Search code examples
regexperlperl-pod

Why won't this regex remove final whitespace from Pod::Usage text?


I am working on a module that relies on Pod::Usage to parse the calling script's POD and then send usage, help, and man text to a scalar variable. I needed to remove the final whitespace from that text, so I used a simple regex that I thought would work. And it did ... but intermittently.

Here's a demonstration of the problem. Any insights would be appreciated.

The unexpected behavior (i.e., the failure of the regex to remove final newlines) occurs consistently on my Solaris machine with Perl 5.10.1. Under Windows with Perl 5.12.1, the behavior is erratic (output supplied below).

use strict;
use warnings;

use Pod::Usage qw(pod2usage);
use Test::More;

# Baseline test to show that the regex works.
my $exp                      = "foo\nbar\n...";
my $with_trailing_whitespace = $exp . "   \n\n";
$with_trailing_whitespace    =~ s!\s+\Z!!;
my $ords = get_ords_of_final_chars($with_trailing_whitespace);
is_deeply $ords, [46, 46, 46]; # String ends with 3 periods (not whitespace).
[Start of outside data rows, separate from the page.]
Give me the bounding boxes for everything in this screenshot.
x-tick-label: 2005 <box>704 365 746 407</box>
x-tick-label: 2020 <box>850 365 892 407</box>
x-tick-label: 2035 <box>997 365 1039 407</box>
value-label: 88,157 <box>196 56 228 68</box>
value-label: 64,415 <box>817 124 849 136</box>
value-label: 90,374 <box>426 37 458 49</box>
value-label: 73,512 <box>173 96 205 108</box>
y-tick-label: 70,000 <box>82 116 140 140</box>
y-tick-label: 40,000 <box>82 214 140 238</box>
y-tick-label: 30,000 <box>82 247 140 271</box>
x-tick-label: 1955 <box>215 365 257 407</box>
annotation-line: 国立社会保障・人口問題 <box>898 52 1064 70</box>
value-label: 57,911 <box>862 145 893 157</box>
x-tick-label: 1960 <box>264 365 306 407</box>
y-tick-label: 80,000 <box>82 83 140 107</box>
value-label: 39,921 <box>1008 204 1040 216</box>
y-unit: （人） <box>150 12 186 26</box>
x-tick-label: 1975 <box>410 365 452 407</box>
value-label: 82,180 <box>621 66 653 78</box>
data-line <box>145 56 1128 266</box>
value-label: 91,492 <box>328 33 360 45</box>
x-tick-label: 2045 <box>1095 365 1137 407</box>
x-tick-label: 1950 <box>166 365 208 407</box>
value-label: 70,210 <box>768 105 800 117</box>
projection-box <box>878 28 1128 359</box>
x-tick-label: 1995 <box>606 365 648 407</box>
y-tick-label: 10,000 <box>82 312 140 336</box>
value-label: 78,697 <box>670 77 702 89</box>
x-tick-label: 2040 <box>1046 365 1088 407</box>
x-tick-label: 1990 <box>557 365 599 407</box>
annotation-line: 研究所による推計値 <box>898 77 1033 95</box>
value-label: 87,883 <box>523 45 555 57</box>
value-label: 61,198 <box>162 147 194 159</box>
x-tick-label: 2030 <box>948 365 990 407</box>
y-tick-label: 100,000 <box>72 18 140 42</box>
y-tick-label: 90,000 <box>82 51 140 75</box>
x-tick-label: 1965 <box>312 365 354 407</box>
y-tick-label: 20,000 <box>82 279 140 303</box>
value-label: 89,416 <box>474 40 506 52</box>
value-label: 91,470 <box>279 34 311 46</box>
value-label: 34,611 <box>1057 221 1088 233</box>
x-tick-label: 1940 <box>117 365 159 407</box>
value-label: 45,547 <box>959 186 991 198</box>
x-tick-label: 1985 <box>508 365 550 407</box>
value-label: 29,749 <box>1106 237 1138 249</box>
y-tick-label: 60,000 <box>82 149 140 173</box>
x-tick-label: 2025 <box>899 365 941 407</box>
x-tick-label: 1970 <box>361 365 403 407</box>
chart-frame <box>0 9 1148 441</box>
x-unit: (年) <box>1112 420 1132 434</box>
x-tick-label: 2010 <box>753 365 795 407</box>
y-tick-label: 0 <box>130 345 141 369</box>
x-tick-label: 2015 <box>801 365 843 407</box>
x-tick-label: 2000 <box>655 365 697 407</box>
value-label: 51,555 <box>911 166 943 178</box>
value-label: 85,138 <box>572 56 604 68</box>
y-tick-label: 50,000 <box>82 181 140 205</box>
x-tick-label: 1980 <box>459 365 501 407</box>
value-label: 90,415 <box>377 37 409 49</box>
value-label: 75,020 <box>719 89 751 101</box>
# Run a similar test, using text from Pod::Usage.
for (1 .. 2){
    my $pod = get_pod_text();
    $ords = get_ords_of_final_chars($pod);
    is_deeply $ords, [46, 46, 46];
}

done_testing();

sub get_ords_of_final_chars {
    # Takes a string. Return array ref of the ord() of last 3 characters.
    my $s = shift;
    return [ map ord(substr $s, - $_, 1), 1 .. 3 ];
}

sub get_pod_text {
    # Call pod2usage(), sending output to a scalar.
    open(my $fh, '>', \my $txt) or die $!;
    pod2usage(-verbose => 2, -exitval => 'NOEXIT', -output  => $fh);
    close $fh;   # This doesn't help.

    # Here's the same regex as above.
    # 
    # If I use chomp(), the newlines are consistently removed:
    #     1 while chomp($txt);
    $txt =~ s!\s+\Z!!;
    return $txt; 
}

__END__

=head1 NAME

sample - Some script...

=head1 SYNOPSIS

foo.pl ARGS...

=head1 DESCRIPTION

This program will read the given input file(s) and do something
useful with the contents thereof...

=cut

Output on my Windows box:

$ perl  demo.pl
ok 1
not ok 2
#   Failed test at demo.pl line 18.
#     Structures begin differing at:
#          $got->[0] = '10'
#     $expected->[0] = '46'
not ok 3
#   Failed test at demo.pl line 18.
#     Structures begin differing at:
#          $got->[0] = '10'
#     $expected->[0] = '46'
1..3
# Looks like you failed 2 tests of 3.

$ perl  demo.pl
ok 1
ok 2
ok 3
1..3

Solution

  • Well, to quote perlre:

    \Z Match only at end of string, or before newline at the end
    \z Match only at end of string
    

    So, you should be using $txt =~ s!\s+\z!!; (lower case z).

    Although, since \s+ is greedy, I would have expected it to work anyway. Maybe it's a Perl bug.